Towson Goes to Tinseltown
We track down some of Towson's cameos in fiction and film
Towson has its fair share of picturesque landscapes and landmarks, but how often do people picture our fair town on the big screen? Not very often, but we thought it would be fun to find a few of Towson's cameos or name-drops in television and film.
- Before she learned to dance, "Seinfeld" character Elaine Benes called Towson home. In the 1992 episode "The Letter," Elaine gets herself, George and Kramer booted from George Steinbrenner's skybox by refusing to take off her Orioles cap during an O's-Yankees game, doing most locals proud. She then fesses up to being from Towson.
- Sam Fisher, the fictional star of Tom Clancy's "Splinter Cell" series of video games and books, also calls Towson home when he isn't spying in exotic locales. Fellow Clancy creation Jack Ryan graduated Loyola Blakefield. As it happens, so did Clancy in real life.
- Towson High School might be best known for giving the world Michael Phelps, but did you know it also served as a crime scene for the John Waters classic "Serial Mom?" When Beverly Sutphin, Kathleen Turner's eponymous murderous matriarch, becomes enraged with her son's Towson High math teacher, she runs him over in the school parking lot (at 1:18 in this trailer).
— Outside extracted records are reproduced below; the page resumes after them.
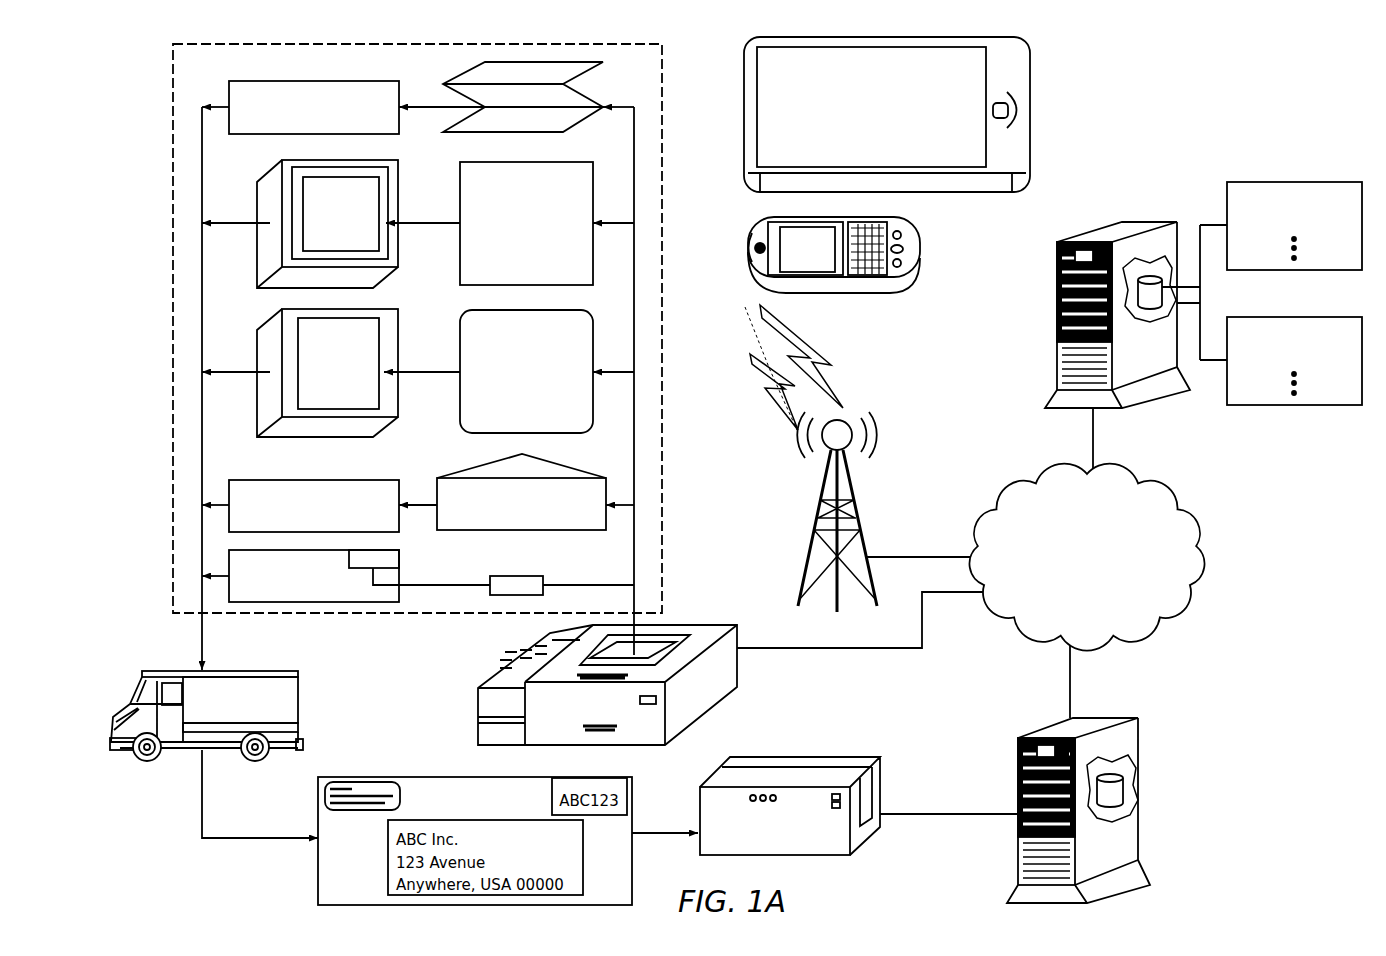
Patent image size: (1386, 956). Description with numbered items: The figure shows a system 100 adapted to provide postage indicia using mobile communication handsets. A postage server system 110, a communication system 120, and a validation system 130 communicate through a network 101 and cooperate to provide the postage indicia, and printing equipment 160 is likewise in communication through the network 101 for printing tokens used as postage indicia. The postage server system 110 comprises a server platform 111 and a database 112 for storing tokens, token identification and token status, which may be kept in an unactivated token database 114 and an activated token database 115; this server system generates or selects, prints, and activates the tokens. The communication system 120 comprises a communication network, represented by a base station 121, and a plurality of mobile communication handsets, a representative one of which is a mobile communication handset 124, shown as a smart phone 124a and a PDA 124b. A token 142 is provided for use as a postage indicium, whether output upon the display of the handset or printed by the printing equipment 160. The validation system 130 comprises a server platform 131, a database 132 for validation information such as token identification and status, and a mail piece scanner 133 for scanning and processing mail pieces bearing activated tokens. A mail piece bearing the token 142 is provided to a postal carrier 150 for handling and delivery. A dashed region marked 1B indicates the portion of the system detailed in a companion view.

The system detail shown in FIG. 1B is at (173, 323).
The system 100 is at (1088, 133).
The network 101 is at (1073, 567).
The postage server system 110 is at (1120, 208).
The server platform 111 is at (1120, 410).
The database 112 is at (1143, 292).
The unactivated token database 114 is at (1287, 270).
The activated token database 115 is at (1287, 405).
The communication system 120 is at (867, 400).
The base station 121 is at (858, 517).
The mobile communication handset 124 is at (732, 50).
The smart phone 124a is at (913, 277).
The PDA 124b is at (995, 190).
The validation system 130 is at (1147, 722).
The server platform 131 is at (1017, 872).
The database 132 is at (1123, 790).
The mail piece scanner 133 is at (838, 857).
The token 142 is at (817, 100).
The postal carrier 150 is at (300, 700).
The printing equipment 160 is at (700, 712).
The film is set in central Baltimore County, and Sutphin soon stands trial in the county courthouse.
- The 2007 film "The Invasion" starred Nicole Kidman and Daniel Craig and featured scenes shot in Baltimore and Towson, according to IMDB. The trailer clearly shows some Baltimore and Washington-area backdrops.
- "The Curve," a 1998 thriller, was partially shot at Towson University. The film stars Matthew Lillard and Keri Russell and is based on the urban legend that if your college roommate dies during a semester, you get a 4.0. Writer-director Dan Rosen is a TU alum. He didn't test the theory himself while there, as far as we know. His whole film is actually on YouTube.